Famed for her extravagantly long nails, Devers would have been excused had she chewed them to the quick while awaiting the camera’s verdict in both 1992 and ’96.
Recalled Devers: “I remember standing there at the finish (in Atlanta), and (bronze medalist Gwen Torrence) came up to me and said, ‘I think you got it, you got it.’ In my head I’m thinking uh-uh, I am not going to listen to you. I want to listen to you, but you are not the announcer.
“You want them to say anybody’s name just to take the tension off the moment. I want to breathe again, can you say something? It seemed to take forrrr-ever.”
And once more she was denied a dashing double, this time at least staying upright, avoiding the skinned knee, but nonetheless finishing fourth in the 100-meter hurdles.
It was the metaphorical hurdle that Devers cleared without fail.

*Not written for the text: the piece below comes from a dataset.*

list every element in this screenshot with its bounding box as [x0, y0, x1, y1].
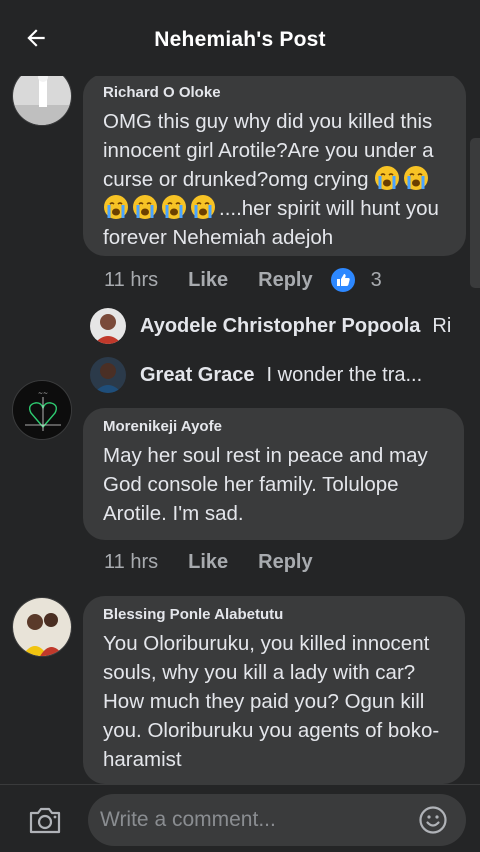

A couple of months before the ’96 Games, she was coming back from calf and hamstring problems that had scotched her indoor season. Running in a Grand Prix event on the Atlanta track, she finished sixth, casting doubt on whether she’d even make the U.S. team, let alone win gold.
“Don’t count me out,” she remembered telling one questioner at the time. After all, hadn’t she already defied the treatment for the Graves’ disease that had so damaged her feet that amputation had been discussed? This was nothing.
No wonder that now, as she gets her daughters ready for bed and they engage in “ask Mommy whatever you want” time, there is one response that Devers finds herself so often employing.
“I’m always telling them don’t let anyone ever count you out,” she said. “It’s called belief. Belief in yourself, regardless of what other people believe about you. It’s what you believe in yourself and what you want to work for.”